Where it wobbles is the midsection, when the movie drifts toward the genre’s oldest chorus: “the dead are scary, but the living are worse.” It’s not that those beats can’t work. It’s that the film has already built a better engine, one powered by mourning and bureaucracy and the sheer exhausting labor of aftermath, and then it briefly swaps in a more familiar zombie-thriller gearbox. Add in marriage flashbacks that sometimes feel like they’re teasing a reveal for slightly too long, and you can feel the momentum get a little sketchy.

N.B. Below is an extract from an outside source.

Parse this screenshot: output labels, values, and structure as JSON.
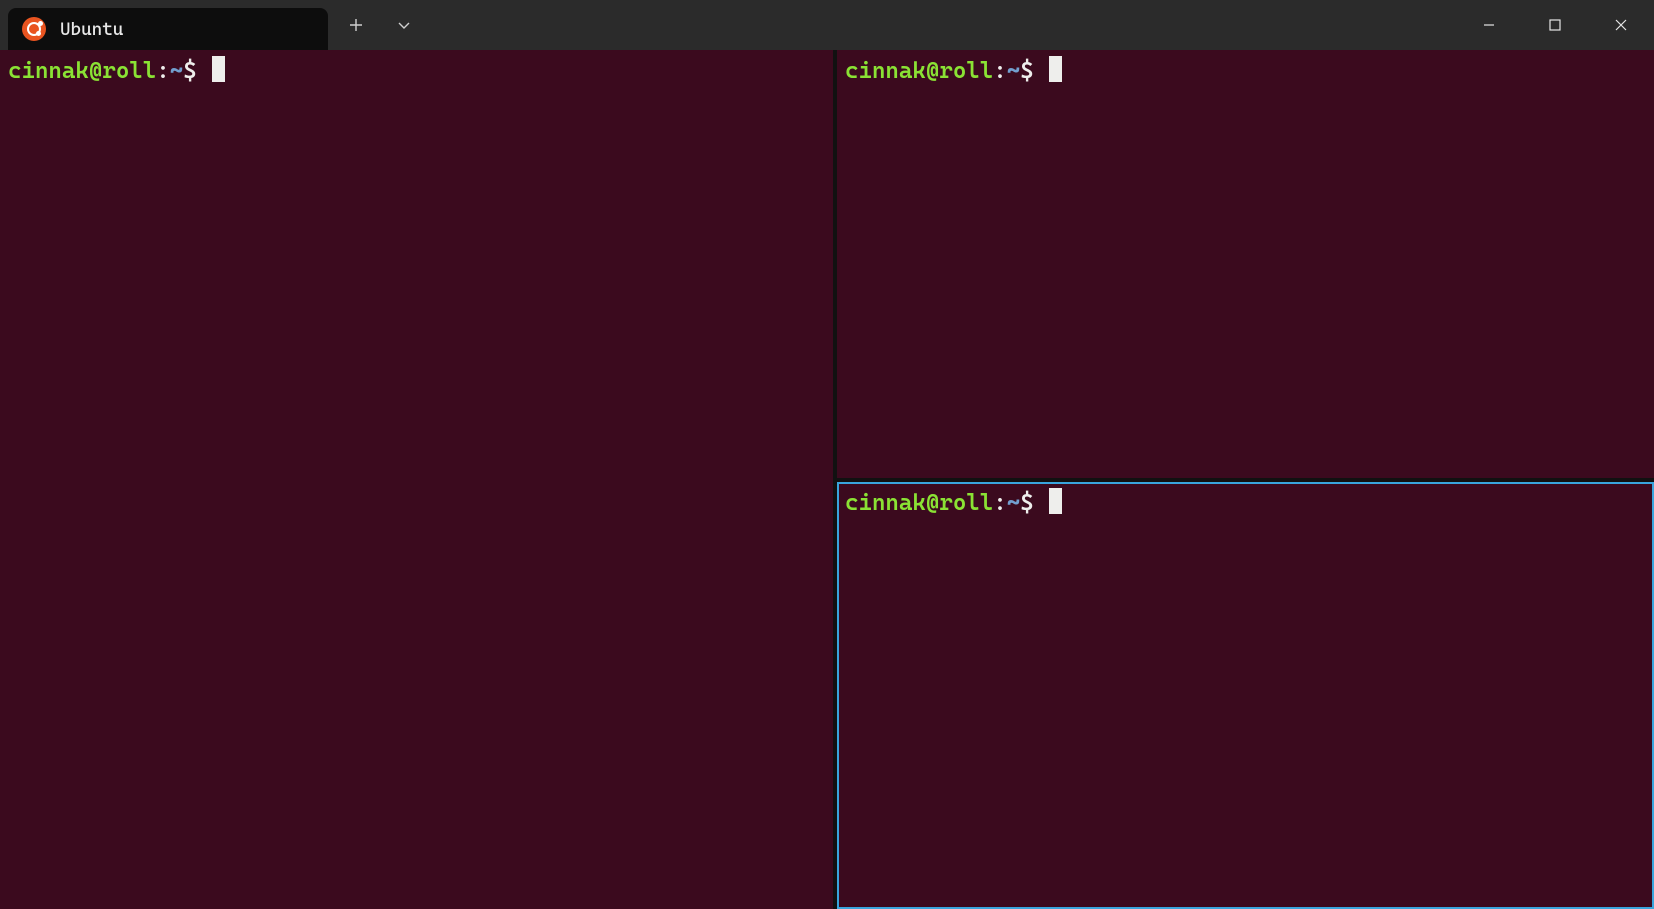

Still, Ridley carries the center with a performance that’s mostly quiet, clenched, and human. She sells Ava as someone who doesn’t want heroism, she wants confirmation. Thwaites is a solid counterweight, warm enough to be believable, slippery enough to keep you wary. And when the film returns to its more contemplative posture in the back third, it remembers what it’s actually about: closure as a wound you choose to reopen because the alternative is living with a question mark stapled to your chest.
Grief is the obvious theme, but also the cruelty of “maybe.” The zombies aren’t just monsters here, they’re unresolved endings shambling around, forcing you to ask whether seeing a husk is kinder than seeing nothing. The movie’s lingering mood is ash-in-the-mouth uncertainty. Not “what would I do in a zombie apocalypse,” but “what would I do if the person I loved became a question I could never answer.”

Ultimately, this feels like Hilditch doubling down on his specialty, intimate character suffering under apocalyptic pressure, but swapping the ticking-clock panic of These Final Hours for something more procedural and mournful. In the landscape of zombie flicks, it’s a “zombie movie that sometimes refuses to be a zombie movie,” and that’s both its freshest trait and its biggest gamble.
A bleak, often beautiful grief-machine with one unforgettable audio nightmare, even if it occasionally trips on the same old “humans are the real monsters” shit.


Watch if you’re into grief-horror, slow dread, and emotional splinters.
Skip if you require constant action, big set pieces, or a rising-infection escalation.
Directed by Zak Hilditch, written by Zak Hilditch.
Released January 2, 2026 by Vertical.